Post # 1
I don’t even care if nobody reads this but I’m going insane here. Have you ever seen someone doing something incorrectly or unsafe? Well my coworker is doing both. She is literally doing the exact opposite of how we are supposed to be doing our job. I told her as soon as she started doing it wrong/unsafely and she hasn’t fixed a thing. I mean,we have our supervisors pop in and check on us and it’s looking like we don’t know what the hell to do.
The thing is we’re superiors and some of our people are new(4 days) and she’s letting them learn the wrong way. We have to beat these bad habits out of some people and here she is directing incorrect and unsafe acts.ugh. I stopped giving instruction and I’m staying to myself. I’m not taking any responsibility. I’m going to talk to her later but she’s a very confrontational person and I can guess this isnt going to end in smiles.
I’m really thinking about changing positions bc we had this talk last year. Ugh
Post # 2
I hate to say it, but it is your responsibility to say something, since you’ve observed this. If she isn’t listening to you, then it’s time to go to someone who she will listen to.
Post # 3
JerNCher: I agree with JenGirl: Incorrect may be one thing, but “unsafe” is a major issue and it is your responsibility to say something. Turning your back to it and/or getting another position to avoid the problem isn’t going to help someone who gets hurt by unsafe practices. Talk to the person. Go to HR. Go to your boss. But you definitely need to say something.
Post # 4
JerNCher: Agree with PPs. Go to your boss and explain what’s happening. It IS your responsibility.
Post # 5
JerNCher: i feel ya. In my job they have to really being doing something wrong or unsafe in order for something to happen. There are so many people who just make my head spin when im at work. Like today, we do a lot of radio communication and the girl i was working with called in and when she did it sounded like something was wrong so my heart dropped and i was about ready to go find her. Turned out she was just letting us know that she had someone coming up to the office. Anyways i am constantly annoyed with the people i work wit and people i am around/ client’s but I’ve learn to just deal with it. Again I know how you feel and it sucks.
Post # 6
JenGirl: Jen041815: weatherbug: vanessa1359: thanks for replying. The thing is,I have tried to correct her already. I don’t know what else I’m supposed to do. Like I mentioned,she’s extremely confrontational and we’d just be going back and forth in front of our workers,which is not professional. I’m talking about being professional whilst being unsafe lol. I do know that, ultimately, if anything were to happen it would be on both of us.
I want to try to talk to her again. It would have to be something super serious before going to my supervisor,I just don’t want to take that step yet. But I definitely am not afraid to.
And by taking another position I wouldn’t be running away from the problem….okay yes it would. But who cares,wouldn’t be my problem anymore. Nobody wants to be stressed every day at work.
Post # 7
JerNCher: I stopped giving instruction and I’m staying to myself. I’m not taking any responsibility.

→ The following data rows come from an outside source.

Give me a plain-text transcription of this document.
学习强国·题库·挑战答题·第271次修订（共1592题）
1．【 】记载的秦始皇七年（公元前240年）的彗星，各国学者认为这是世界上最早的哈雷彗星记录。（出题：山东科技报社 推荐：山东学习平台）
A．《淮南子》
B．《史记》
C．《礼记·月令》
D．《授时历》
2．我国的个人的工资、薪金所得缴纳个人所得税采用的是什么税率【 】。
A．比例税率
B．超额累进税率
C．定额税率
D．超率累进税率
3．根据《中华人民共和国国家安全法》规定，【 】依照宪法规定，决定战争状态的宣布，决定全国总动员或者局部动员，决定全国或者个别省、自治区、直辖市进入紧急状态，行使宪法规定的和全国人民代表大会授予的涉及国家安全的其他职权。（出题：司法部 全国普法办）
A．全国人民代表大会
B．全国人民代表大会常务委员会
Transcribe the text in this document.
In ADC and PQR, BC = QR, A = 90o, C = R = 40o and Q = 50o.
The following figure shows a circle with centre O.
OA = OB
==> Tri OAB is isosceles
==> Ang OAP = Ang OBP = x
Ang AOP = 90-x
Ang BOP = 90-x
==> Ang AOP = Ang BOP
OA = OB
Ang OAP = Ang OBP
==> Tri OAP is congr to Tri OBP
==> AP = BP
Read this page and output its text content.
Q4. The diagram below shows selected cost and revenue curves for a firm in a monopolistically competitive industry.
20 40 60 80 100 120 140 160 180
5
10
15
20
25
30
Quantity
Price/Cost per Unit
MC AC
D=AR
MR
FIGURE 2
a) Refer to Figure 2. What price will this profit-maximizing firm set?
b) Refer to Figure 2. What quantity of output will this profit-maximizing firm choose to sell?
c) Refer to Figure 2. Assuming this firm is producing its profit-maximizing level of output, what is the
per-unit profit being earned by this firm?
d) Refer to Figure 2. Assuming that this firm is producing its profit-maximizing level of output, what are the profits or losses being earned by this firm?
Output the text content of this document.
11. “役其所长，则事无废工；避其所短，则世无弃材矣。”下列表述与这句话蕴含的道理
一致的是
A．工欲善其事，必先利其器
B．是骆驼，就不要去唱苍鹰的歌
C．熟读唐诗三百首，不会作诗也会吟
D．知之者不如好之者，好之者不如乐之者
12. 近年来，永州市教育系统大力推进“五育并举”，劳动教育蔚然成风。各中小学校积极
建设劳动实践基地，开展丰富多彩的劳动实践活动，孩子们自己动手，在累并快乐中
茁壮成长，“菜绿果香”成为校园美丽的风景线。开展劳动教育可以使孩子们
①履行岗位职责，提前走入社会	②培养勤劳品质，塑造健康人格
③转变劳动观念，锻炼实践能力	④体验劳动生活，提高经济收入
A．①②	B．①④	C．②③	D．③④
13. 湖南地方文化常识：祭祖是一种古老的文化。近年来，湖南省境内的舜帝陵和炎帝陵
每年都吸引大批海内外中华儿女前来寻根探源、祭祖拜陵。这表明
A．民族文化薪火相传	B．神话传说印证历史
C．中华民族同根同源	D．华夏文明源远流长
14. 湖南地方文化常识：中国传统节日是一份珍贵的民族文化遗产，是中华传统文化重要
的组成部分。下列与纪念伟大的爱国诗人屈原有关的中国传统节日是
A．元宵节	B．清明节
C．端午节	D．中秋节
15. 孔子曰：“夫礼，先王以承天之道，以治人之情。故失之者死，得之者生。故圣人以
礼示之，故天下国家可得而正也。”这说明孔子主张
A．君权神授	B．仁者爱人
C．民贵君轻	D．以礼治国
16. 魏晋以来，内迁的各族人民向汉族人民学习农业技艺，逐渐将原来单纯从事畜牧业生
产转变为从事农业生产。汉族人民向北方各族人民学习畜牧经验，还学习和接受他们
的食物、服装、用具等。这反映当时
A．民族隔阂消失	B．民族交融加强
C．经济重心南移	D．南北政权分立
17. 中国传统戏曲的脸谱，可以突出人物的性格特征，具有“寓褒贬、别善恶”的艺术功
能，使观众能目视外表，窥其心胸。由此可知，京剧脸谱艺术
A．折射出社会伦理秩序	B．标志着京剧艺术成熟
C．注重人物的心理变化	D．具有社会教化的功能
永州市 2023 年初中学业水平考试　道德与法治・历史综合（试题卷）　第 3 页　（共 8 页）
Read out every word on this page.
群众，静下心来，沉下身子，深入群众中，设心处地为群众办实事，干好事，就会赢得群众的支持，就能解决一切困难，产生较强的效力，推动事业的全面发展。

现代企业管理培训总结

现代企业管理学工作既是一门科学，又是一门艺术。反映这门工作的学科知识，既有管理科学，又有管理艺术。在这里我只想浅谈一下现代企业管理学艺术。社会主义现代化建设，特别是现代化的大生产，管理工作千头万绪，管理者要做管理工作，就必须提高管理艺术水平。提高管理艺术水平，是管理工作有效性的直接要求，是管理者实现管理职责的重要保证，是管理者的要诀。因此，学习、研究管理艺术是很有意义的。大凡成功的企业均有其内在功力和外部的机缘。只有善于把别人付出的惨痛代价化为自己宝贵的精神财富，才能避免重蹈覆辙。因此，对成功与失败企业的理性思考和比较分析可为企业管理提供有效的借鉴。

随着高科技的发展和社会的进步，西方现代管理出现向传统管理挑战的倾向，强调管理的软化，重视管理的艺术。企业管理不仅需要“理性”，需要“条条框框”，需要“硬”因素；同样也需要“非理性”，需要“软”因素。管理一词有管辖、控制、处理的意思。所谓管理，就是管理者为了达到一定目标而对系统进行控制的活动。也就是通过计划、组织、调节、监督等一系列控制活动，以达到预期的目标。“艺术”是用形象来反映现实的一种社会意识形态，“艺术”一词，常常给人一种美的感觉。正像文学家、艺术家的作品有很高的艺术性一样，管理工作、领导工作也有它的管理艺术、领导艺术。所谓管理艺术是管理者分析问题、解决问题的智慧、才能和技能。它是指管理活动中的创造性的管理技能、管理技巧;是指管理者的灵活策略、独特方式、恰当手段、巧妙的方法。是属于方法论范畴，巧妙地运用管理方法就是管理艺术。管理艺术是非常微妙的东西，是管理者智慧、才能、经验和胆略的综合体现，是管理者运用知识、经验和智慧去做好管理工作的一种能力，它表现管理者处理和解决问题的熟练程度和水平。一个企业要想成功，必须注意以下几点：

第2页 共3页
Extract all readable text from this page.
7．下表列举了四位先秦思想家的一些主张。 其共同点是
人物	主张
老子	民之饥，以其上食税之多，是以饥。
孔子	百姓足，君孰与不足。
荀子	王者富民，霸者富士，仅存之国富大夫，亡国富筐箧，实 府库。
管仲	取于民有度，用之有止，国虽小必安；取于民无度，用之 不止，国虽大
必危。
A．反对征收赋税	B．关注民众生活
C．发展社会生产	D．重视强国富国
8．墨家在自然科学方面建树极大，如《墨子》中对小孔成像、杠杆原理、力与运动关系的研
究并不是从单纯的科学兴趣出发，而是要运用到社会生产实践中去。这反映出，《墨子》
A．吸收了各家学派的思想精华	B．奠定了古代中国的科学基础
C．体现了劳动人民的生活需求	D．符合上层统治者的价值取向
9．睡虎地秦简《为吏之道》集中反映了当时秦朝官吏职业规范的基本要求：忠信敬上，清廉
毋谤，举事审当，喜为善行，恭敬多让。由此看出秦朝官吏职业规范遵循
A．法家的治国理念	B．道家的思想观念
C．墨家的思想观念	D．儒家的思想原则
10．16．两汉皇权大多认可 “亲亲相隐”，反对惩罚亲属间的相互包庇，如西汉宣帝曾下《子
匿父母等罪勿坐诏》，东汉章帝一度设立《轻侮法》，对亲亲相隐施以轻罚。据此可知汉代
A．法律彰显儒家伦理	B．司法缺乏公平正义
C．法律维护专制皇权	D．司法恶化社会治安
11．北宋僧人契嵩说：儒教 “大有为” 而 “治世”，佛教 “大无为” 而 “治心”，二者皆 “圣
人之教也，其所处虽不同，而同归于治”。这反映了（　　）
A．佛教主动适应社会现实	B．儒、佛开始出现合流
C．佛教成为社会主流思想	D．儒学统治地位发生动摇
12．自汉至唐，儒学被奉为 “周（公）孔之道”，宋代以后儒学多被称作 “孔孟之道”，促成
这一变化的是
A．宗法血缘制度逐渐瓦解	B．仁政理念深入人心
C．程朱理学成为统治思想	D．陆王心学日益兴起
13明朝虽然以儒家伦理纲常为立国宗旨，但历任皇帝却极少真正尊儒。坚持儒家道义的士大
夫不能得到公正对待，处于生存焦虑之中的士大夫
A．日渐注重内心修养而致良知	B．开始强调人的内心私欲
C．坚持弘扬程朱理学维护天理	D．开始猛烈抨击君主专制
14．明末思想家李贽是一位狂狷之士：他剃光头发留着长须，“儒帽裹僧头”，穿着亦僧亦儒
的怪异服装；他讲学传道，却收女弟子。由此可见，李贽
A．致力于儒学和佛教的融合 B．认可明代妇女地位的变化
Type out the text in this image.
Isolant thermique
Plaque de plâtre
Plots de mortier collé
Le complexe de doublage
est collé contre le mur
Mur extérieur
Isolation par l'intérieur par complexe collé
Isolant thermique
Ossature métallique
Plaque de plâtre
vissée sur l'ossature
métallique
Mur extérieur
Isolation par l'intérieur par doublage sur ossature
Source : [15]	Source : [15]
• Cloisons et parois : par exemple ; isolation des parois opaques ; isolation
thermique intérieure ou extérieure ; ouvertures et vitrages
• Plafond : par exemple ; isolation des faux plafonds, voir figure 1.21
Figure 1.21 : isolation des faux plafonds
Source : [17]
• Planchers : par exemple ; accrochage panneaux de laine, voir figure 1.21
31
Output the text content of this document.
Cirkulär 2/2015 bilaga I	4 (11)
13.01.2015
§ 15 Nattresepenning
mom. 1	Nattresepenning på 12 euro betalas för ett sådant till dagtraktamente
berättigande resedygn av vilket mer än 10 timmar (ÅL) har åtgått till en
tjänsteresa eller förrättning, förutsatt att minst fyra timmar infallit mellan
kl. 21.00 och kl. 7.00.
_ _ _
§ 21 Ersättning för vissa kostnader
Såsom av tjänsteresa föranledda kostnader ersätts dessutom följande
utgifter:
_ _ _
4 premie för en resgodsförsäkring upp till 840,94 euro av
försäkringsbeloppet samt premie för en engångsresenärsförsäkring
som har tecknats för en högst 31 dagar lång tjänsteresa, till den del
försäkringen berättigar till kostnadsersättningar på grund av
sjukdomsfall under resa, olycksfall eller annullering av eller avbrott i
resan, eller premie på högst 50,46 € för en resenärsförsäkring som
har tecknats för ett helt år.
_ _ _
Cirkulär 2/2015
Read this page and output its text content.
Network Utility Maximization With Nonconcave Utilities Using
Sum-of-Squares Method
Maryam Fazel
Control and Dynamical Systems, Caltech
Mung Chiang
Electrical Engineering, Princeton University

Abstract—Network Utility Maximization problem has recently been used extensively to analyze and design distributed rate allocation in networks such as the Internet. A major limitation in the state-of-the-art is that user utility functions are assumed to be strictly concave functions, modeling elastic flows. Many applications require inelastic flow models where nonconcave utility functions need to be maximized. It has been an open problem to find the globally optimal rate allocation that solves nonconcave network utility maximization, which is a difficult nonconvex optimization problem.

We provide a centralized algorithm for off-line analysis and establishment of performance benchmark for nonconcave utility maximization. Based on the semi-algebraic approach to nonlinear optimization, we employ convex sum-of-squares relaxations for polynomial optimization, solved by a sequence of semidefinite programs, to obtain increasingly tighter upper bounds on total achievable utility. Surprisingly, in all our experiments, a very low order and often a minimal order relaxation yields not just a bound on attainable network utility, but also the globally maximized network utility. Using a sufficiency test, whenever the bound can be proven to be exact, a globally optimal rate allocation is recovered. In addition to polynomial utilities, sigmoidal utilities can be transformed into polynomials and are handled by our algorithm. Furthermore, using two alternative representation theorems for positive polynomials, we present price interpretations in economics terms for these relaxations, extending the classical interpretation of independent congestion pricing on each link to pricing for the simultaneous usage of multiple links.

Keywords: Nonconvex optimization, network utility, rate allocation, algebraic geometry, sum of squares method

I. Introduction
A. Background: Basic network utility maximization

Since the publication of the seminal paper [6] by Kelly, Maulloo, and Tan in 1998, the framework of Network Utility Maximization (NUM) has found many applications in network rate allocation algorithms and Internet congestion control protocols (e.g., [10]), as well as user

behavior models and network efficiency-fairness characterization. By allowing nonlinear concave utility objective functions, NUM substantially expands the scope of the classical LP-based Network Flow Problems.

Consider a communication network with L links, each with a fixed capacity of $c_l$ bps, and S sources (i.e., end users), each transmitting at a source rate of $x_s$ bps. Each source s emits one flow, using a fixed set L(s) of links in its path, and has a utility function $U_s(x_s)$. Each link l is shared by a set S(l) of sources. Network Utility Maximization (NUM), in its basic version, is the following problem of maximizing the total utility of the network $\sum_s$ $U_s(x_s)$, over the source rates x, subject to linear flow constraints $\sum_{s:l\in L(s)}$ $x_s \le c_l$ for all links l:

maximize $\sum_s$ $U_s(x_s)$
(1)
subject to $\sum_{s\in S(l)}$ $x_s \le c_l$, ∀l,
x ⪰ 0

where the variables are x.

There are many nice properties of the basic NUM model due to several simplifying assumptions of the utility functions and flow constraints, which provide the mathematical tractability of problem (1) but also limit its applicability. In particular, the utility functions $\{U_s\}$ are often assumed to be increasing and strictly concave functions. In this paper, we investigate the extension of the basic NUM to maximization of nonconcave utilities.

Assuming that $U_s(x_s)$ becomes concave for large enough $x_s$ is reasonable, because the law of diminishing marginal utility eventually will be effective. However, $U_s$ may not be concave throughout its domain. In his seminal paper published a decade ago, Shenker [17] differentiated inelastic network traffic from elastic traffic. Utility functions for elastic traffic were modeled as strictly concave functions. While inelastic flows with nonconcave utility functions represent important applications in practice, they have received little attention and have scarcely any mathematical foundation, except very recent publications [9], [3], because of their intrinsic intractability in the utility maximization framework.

Quit being passive aggressive and talk to someone if what she’s doing is unsafe, and she’s teaching new people those practices. It IS your job to ensure other people you work with have a safe workplace, and if she won’t do it, then talk to someone who will make sure she does. What if one of those new people gets hurt or something? Whether you leave or not, it will still be on your conscience.
Post # 8
here are some possible options:
if if your coworker is ignoring instructions that are printed and visible in the workplace (as a lot of safety messages are) then tell the newdr team members that the supervisors might ask the newer team members to demonstrate their knowledge of the safety instructions.
If if the instructions aren’t visible to newer workers, then you can try to arrange a visit from supervisors on some pretext (Google an accident at a similar workplace) to ensure that key messages are emphasised to newer workers from one of your superiors (makes enforcement easier).
If if that is not feasible, write a letter / email to your manager outlining the fact that you are writing because X is doing things differently (use a non pejorative adverb) and you don’t want the newer staff receiving conflicting instruction on both productivity and safety grounds.
Best of luck.
Post # 9
JerNCher: If it’s unsafe, as you say, how is it not worth going to your supervisor?
Post # 10
JerNCher: “It would have to be something super serious before going to my supervisor,I just don’t want to take that step yet.”
Your original post makes it sound like this IS something super serious. Go talk to your supervisor.